İlk nesillerin Allah’a güzel bir kul olmak şeklinde özetleyebileceğimiz bir gayeleri vardı. Onlar bu gayenin ışığında rızasını kazandıracak vesileler arıyor; ahlâkını süslemek, fazilette yarışmak, komşuya iyilik yapmak, yoksulu doyurmak, yetimi barındırmak, muhtaçların yardımına koşmak, insanlara faydalı olmak, ellerinin ulaşabildiği her yerde hayatı herkes için güzelleştirmek gibi işlerle hayatlarını anlamlandırıyorlardı. Çünkü onlar her bir kula doğrudan yönelen, onu rahmetiyle kuşatan ve her an onunla beraber olan bir Rabbin yakınlığını, muhabbetini ve sıcaklığını yaşıyorlardı. Müslümanların itikadına felsefî tasnifat yön vermeye başladıktan ve hayatına da saltanat tepeden inme yöntemlerle yerleştikten sonra[1] o sıcaklık gitti, rahmet ve muhabbetin toplum aynasındaki yansımaları söndü, hedefler ve öncelikler dünyevîleşti; maddeten terakki etmek, güç sahibi olmak, iktidara gelmek, insanlara hükmetmek, ödül ve cezalar dağıtmak gibi hedefler hayatın ve itikadın egemen unsurları halini aldı. Bu hakikati en belirgin şekilde Kur’ân-ı Kerimin cihad ile ilgili âyetlerinin yorumunda görüyoruz. Örnek olarak, birbirinin benzeri olan şu iki âyete bakınız:

Onlarla fitneden eser kalmayıncaya ve din Allah için oluncaya kadar savaşın. Eğer vazgeçerlerse, artık zalimlerden başkasına düşmanlık etmek olmaz.[2]
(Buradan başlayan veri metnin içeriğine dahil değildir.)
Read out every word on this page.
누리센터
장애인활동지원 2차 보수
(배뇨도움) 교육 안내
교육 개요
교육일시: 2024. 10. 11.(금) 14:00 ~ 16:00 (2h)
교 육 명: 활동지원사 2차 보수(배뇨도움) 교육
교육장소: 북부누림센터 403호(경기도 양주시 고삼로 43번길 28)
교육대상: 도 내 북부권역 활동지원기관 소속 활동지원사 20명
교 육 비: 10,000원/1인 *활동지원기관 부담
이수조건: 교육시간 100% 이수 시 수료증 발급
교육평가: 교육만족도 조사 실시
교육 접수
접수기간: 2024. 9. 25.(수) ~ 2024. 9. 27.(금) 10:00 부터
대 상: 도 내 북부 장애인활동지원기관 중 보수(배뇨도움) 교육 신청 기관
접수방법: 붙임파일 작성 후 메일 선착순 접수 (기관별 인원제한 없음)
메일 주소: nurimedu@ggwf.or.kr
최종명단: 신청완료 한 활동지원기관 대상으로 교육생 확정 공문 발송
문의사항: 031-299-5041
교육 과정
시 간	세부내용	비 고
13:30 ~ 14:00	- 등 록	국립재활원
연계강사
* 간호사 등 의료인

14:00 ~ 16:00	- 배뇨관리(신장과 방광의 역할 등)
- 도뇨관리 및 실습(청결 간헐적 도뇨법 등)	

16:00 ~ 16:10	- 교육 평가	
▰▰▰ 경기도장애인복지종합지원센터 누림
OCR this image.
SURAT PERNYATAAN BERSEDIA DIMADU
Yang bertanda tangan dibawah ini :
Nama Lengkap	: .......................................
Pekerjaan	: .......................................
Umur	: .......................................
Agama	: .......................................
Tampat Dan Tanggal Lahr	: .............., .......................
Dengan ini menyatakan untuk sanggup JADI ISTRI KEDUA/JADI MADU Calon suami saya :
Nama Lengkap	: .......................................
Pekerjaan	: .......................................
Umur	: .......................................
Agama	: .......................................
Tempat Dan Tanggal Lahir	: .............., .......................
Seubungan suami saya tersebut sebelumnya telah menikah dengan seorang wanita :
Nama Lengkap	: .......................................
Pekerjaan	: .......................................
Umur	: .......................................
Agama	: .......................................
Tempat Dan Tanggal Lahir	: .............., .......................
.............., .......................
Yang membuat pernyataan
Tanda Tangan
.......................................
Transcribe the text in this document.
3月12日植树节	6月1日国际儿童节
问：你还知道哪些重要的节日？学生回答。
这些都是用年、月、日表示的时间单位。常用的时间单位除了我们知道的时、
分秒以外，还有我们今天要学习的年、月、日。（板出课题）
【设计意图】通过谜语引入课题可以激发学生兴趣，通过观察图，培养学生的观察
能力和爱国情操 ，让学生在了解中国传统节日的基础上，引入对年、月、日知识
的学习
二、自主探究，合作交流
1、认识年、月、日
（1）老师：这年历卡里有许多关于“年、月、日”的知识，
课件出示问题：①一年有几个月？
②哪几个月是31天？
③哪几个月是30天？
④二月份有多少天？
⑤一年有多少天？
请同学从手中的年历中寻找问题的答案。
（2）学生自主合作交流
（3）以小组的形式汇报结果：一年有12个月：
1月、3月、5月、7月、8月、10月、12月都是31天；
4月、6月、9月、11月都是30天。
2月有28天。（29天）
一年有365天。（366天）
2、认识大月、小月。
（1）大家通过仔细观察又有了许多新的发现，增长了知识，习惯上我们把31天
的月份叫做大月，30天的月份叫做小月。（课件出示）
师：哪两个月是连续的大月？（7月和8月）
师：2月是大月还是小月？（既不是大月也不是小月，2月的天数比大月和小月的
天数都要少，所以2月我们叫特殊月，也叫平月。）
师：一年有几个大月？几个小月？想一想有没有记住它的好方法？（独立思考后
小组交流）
Onlarla fitneden eser kalmayıncaya ve din tamamen Allah için oluncaya kadar savaşın. Eğer vazgeçerlerse, hiç şüphesiz, Allah onların yaptıklarını görmektedir.[3]

Bu âyetler, ilk bakışta, dünya üzerinde Müslümandan başka bir insan bırakmayacak şekilde savaşmayı emrediyor görünse de, durumun böyle olmadığı, biraz dikkat edildiğinde hemen fark edilecektir. Çünkü her iki âyette de savaş gerekçesi olan şey “fitne” olarak nitelenmekte ve fitne sona erdiğinde savaşa ihtiyaç kalmayacağı açıkça bildirilmektedir. Bu istisna ihmal edilir de dünyada İslâmdan başka bir din bırakmayacak şekilde savaşmanın emredildiği ileri sürülecek olursa, vicdan hürriyetini esas alan âyetlerin hepsini birden geçersiz saymak gerekecektir. Meselâ:

Dinde zorlama yoktur; artık doğru ile eğri birbirinden ayrılmıştır.[4]

Rabbin dileseydi yeryüzünde kim varsa hepsi birden iman ederdi. Yoksa insanları imana gelinceye kadar zorlayacak mısın?[5]

De ki: Hak, Rabbinizden gelendir. Artık dileyen iman etsin, dileyen inkâr etsin.[6]

Biz insana yolu gösterdik. Artık ister şükreder, ister nankörlük eder.[7]

Sen çağrını yap. Emrolunduğun gibi dosdoğru ol. Onların heveslerine uyma. De ki: Ben Allah’ın indirdiği bütün kitaplara inandım. Bana sizin aranızda adaleti gözetmem emredildi. Bizim Rabbimiz de, sizin Rabbiniz de Allah’tır. Bizim yaptıklarımız bize, sizin yaptıklarınız size; onun için aramızda tartışılacak birşey yoktur. Allah hepimizi bir araya toplayacaktır; herkesin dönüşü Onadır.[8]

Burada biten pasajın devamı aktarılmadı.